Chase The Dragon – „Engage“

Morgendlicher Ohrwurm 49: Aufstehen

Manchmal vergesse ich, dass ich Aufstehen mag. Ich mag es, nicht lange zu zögern und bereits bei den ersten Weckerlärmversuchen aus dem Bett zu fliehen und den gen Bad zu stürzen. Ich bin nicht wach, doch die Dusche ändert das. Langsam öffnen sich meine Sinne, und wenn ich Glück habe und mich die Müdigkeit nicht allzu sehr lähmt, gedeihen bereits die ersten Ideen in meinem Kopf.

Wohlig gewärmt und gründlich gereinigt schlüpfe ich in die Kleidungsstücke, die mein vergangenes Ich freundlicherweise bereitlegte. Ich danke ihm und genieße das Gefühl frisch gewaschener Stoffe auf meiner Haut. Ich beeile mich, nicht viel, nur genug, um der kühlen Luft, die durch die offene Terassentür in das Schlafzimmer und an meinen Körper dringt, keine Gelegenheit zu geben, mich frieren zu lassen.

Dann frühstücke ich. Ich lasse mir Zeit, liebe es, den Tag mit entspannter Ruhe einzuläuten, nicht alle kommenden Aufgaben umgehend nach dem Aufstehen auf mich einstürzen zu lassen. Und auch wenn das Frühstück nicht immer hochwertig ist und allzu oft nur Müsli in meinem Mund zermalmt wird, so reicht es doch, um mich angenehm zu füllen und das Gefühl zu bestätigen, dass dies ein guter Tag werden könnte.

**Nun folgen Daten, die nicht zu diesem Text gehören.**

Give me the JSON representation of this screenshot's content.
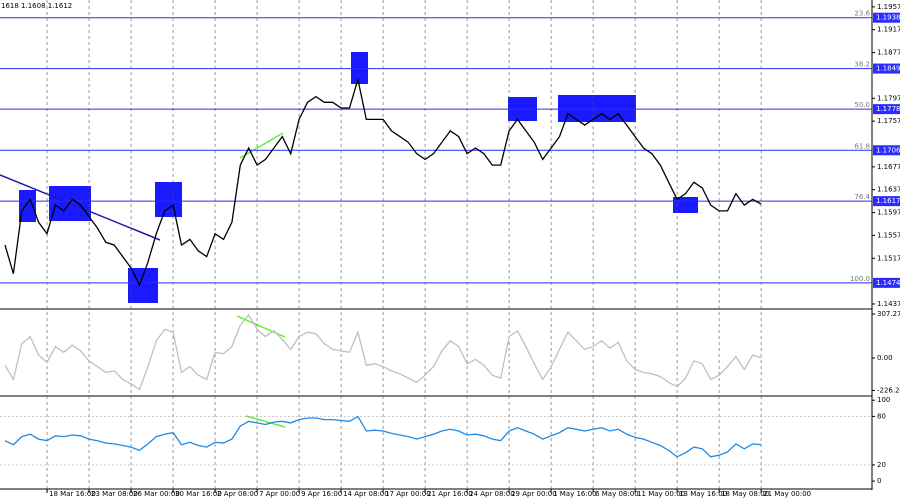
{
  "header": "1618 1.1608 1.1612",
  "chart_data": [
    {
      "type": "line",
      "color": "#000000",
      "x": [
        0,
        1,
        2,
        3,
        4,
        5,
        6,
        7,
        8,
        9,
        10,
        11,
        12,
        13,
        14,
        15,
        16,
        17,
        18,
        19,
        20,
        21,
        22,
        23,
        24,
        25,
        26,
        27,
        28,
        29,
        30,
        31,
        32,
        33,
        34,
        35,
        36,
        37,
        38,
        39,
        40,
        41,
        42,
        43,
        44,
        45,
        46,
        47,
        48,
        49,
        50,
        51,
        52,
        53,
        54,
        55,
        56,
        57,
        58,
        59,
        60,
        61,
        62,
        63,
        64,
        65,
        66,
        67,
        68,
        69,
        70,
        71,
        72,
        73,
        74,
        75,
        76,
        77,
        78,
        79,
        80,
        81,
        82,
        83,
        84,
        85,
        86,
        87,
        88,
        89,
        90
      ],
      "values": [
        1.154,
        1.149,
        1.16,
        1.162,
        1.158,
        1.156,
        1.161,
        1.16,
        1.162,
        1.161,
        1.159,
        1.157,
        1.1545,
        1.154,
        1.152,
        1.15,
        1.147,
        1.151,
        1.156,
        1.16,
        1.161,
        1.154,
        1.155,
        1.153,
        1.152,
        1.156,
        1.155,
        1.158,
        1.168,
        1.171,
        1.168,
        1.169,
        1.171,
        1.173,
        1.17,
        1.176,
        1.179,
        1.18,
        1.179,
        1.179,
        1.178,
        1.178,
        1.183,
        1.176,
        1.176,
        1.176,
        1.174,
        1.173,
        1.172,
        1.17,
        1.169,
        1.17,
        1.172,
        1.174,
        1.173,
        1.17,
        1.171,
        1.17,
        1.168,
        1.168,
        1.174,
        1.176,
        1.174,
        1.172,
        1.169,
        1.171,
        1.173,
        1.177,
        1.176,
        1.175,
        1.176,
        1.177,
        1.176,
        1.177,
        1.175,
        1.173,
        1.171,
        1.17,
        1.168,
        1.165,
        1.162,
        1.163,
        1.165,
        1.164,
        1.161,
        1.16,
        1.16,
        1.163,
        1.161,
        1.162,
        1.1612
      ],
      "xlim": [
        -0.6,
        103.2
      ],
      "xticks": [
        {
          "value": 5,
          "label": "18 Mar 16:00"
        },
        {
          "value": 10,
          "label": "23 Mar 08:00"
        },
        {
          "value": 15,
          "label": "26 Mar 00:00"
        },
        {
          "value": 20,
          "label": "30 Mar 16:00"
        },
        {
          "value": 25,
          "label": "2 Apr 08:00"
        },
        {
          "value": 30,
          "label": "7 Apr 00:00"
        },
        {
          "value": 35,
          "label": "9 Apr 16:00"
        },
        {
          "value": 40,
          "label": "14 Apr 08:00"
        },
        {
          "value": 45,
          "label": "17 Apr 00:00"
        },
        {
          "value": 50,
          "label": "21 Apr 16:00"
        },
        {
          "value": 55,
          "label": "24 Apr 08:00"
        },
        {
          "value": 60,
          "label": "29 Apr 00:00"
        },
        {
          "value": 65,
          "label": "1 May 16:00"
        },
        {
          "value": 70,
          "label": "6 May 08:00"
        },
        {
          "value": 75,
          "label": "11 May 00:00"
        },
        {
          "value": 80,
          "label": "13 May 16:00"
        },
        {
          "value": 85,
          "label": "18 May 08:00"
        },
        {
          "value": 90,
          "label": "21 May 00:00"
        }
      ],
      "ylim": [
        1.143,
        1.1969
      ],
      "yticks": [
        1.1957,
        1.1917,
        1.1877,
        1.1797,
        1.1757,
        1.1677,
        1.1637,
        1.1597,
        1.1557,
        1.1517,
        1.1437
      ],
      "levels": [
        {
          "price": 1.1938,
          "fib": "23.6"
        },
        {
          "price": 1.1849,
          "fib": "38.2"
        },
        {
          "price": 1.1778,
          "fib": "50.0"
        },
        {
          "price": 1.1706,
          "fib": "61.8"
        },
        {
          "price": 1.1617,
          "fib": "76.4"
        },
        {
          "price": 1.1474,
          "fib": "100.0"
        }
      ],
      "level_color": "#2b2bff"
    },
    {
      "type": "line",
      "color": "#c0c0c0",
      "x": [
        0,
        1,
        2,
        3,
        4,
        5,
        6,
        7,
        8,
        9,
        10,
        11,
        12,
        13,
        14,
        15,
        16,
        17,
        18,
        19,
        20,
        21,
        22,
        23,
        24,
        25,
        26,
        27,
        28,
        29,
        30,
        31,
        32,
        33,
        34,
        35,
        36,
        37,
        38,
        39,
        40,
        41,
        42,
        43,
        44,
        45,
        46,
        47,
        48,
        49,
        50,
        51,
        52,
        53,
        54,
        55,
        56,
        57,
        58,
        59,
        60,
        61,
        62,
        63,
        64,
        65,
        66,
        67,
        68,
        69,
        70,
        71,
        72,
        73,
        74,
        75,
        76,
        77,
        78,
        79,
        80,
        81,
        82,
        83,
        84,
        85,
        86,
        87,
        88,
        89,
        90
      ],
      "values": [
        -50,
        -150,
        100,
        150,
        20,
        -30,
        80,
        40,
        90,
        50,
        -20,
        -60,
        -100,
        -90,
        -150,
        -180,
        -220,
        -60,
        120,
        200,
        180,
        -100,
        -60,
        -120,
        -150,
        40,
        30,
        80,
        230,
        300,
        200,
        150,
        190,
        130,
        60,
        150,
        180,
        170,
        100,
        60,
        50,
        40,
        180,
        -50,
        -40,
        -60,
        -90,
        -110,
        -140,
        -170,
        -120,
        -60,
        50,
        120,
        80,
        -40,
        -10,
        -50,
        -120,
        -140,
        150,
        190,
        80,
        -40,
        -150,
        -60,
        60,
        180,
        120,
        60,
        80,
        120,
        70,
        110,
        -20,
        -80,
        -100,
        -110,
        -130,
        -170,
        -200,
        -140,
        -20,
        -40,
        -150,
        -120,
        -60,
        10,
        -80,
        20,
        0
      ],
      "ylim": [
        -265,
        335
      ],
      "yticks": [
        307.2712,
        {
          "value": 0,
          "label": "0.00"
        },
        -226.256
      ]
    },
    {
      "type": "line",
      "color": "#1e8ae6",
      "x": [
        0,
        1,
        2,
        3,
        4,
        5,
        6,
        7,
        8,
        9,
        10,
        11,
        12,
        13,
        14,
        15,
        16,
        17,
        18,
        19,
        20,
        21,
        22,
        23,
        24,
        25,
        26,
        27,
        28,
        29,
        30,
        31,
        32,
        33,
        34,
        35,
        36,
        37,
        38,
        39,
        40,
        41,
        42,
        43,
        44,
        45,
        46,
        47,
        48,
        49,
        50,
        51,
        52,
        53,
        54,
        55,
        56,
        57,
        58,
        59,
        60,
        61,
        62,
        63,
        64,
        65,
        66,
        67,
        68,
        69,
        70,
        71,
        72,
        73,
        74,
        75,
        76,
        77,
        78,
        79,
        80,
        81,
        82,
        83,
        84,
        85,
        86,
        87,
        88,
        89,
        90
      ],
      "values": [
        50,
        45,
        55,
        58,
        52,
        50,
        56,
        55,
        57,
        56,
        52,
        50,
        47,
        46,
        44,
        42,
        38,
        46,
        55,
        58,
        60,
        45,
        48,
        44,
        42,
        48,
        47,
        52,
        68,
        74,
        72,
        70,
        73,
        74,
        72,
        76,
        78,
        78,
        76,
        76,
        75,
        74,
        80,
        62,
        63,
        62,
        59,
        57,
        55,
        52,
        55,
        58,
        62,
        64,
        62,
        57,
        58,
        56,
        52,
        50,
        62,
        66,
        62,
        58,
        52,
        56,
        60,
        66,
        64,
        62,
        64,
        66,
        62,
        64,
        58,
        54,
        52,
        48,
        44,
        38,
        30,
        35,
        42,
        40,
        30,
        32,
        36,
        46,
        40,
        46,
        45
      ],
      "ylim": [
        -11,
        104
      ],
      "yticks": [
        100,
        80,
        20,
        0
      ],
      "grid_levels": [
        80,
        20
      ]
    }
  ]
}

Und dann finde ich den Ohrwurm in meinem Kopf, entdecke, dass es nicht einer, sondern zwei sind – und dass mir beide gefallen. Leise singe ich mit, springe von einem zum anderen Lied, von Katatonia Omerta“ zu Ethereal BlueGoliadkin“ und laufe vergnügt durch die erwachende Stadt.